As Johnson-Hill noted: “We need to keep a human in the loop, because there's risks here that we need to control.”
Whatever the risks, the genie is out of the bottle and Gen AI in insurance is here to stay. To succeed in making best use of it insurers must educate themselves. As Fazo detailed: “Start educating yourself. Start getting familiarized with it. And when you do this, and once we get it fully out there and matured, and everyone is integrated in some capacity to their solutions. You're going to see automation across your labor-intensive tasks.

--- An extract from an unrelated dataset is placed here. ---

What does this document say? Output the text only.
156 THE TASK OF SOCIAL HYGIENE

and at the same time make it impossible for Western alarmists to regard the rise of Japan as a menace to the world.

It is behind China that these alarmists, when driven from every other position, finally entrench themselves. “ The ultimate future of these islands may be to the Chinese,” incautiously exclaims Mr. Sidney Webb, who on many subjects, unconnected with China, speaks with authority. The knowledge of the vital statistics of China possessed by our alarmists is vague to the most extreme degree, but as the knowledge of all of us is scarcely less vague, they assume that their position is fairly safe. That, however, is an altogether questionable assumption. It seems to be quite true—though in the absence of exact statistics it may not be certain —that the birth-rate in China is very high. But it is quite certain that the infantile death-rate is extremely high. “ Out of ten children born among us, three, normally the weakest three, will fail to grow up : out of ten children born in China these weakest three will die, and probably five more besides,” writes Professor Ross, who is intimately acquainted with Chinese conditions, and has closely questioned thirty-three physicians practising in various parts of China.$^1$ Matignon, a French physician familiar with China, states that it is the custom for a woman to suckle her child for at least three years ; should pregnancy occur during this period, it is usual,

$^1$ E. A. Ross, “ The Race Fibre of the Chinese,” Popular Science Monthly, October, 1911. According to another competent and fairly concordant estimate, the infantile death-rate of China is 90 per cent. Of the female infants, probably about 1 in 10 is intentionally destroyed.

“You're going to be generating new insights that you weren't able to before. You're going to enhance your overall decision-making processes. And with that, Gen AI is going to enable all of us risk management professionals in the insurance industry to be more efficient, to make more informed decisions, and to concentrate on the higher value activities where we want to be.”
For those who take the leap into Gen AI the future is bright and the opportunities are great. As Johnson-Hill concluded: “This isn't just hype. This is early days. It's getting better exponentially. This is the worst that AI will ever be, right. It's just going to keep getting better and better.”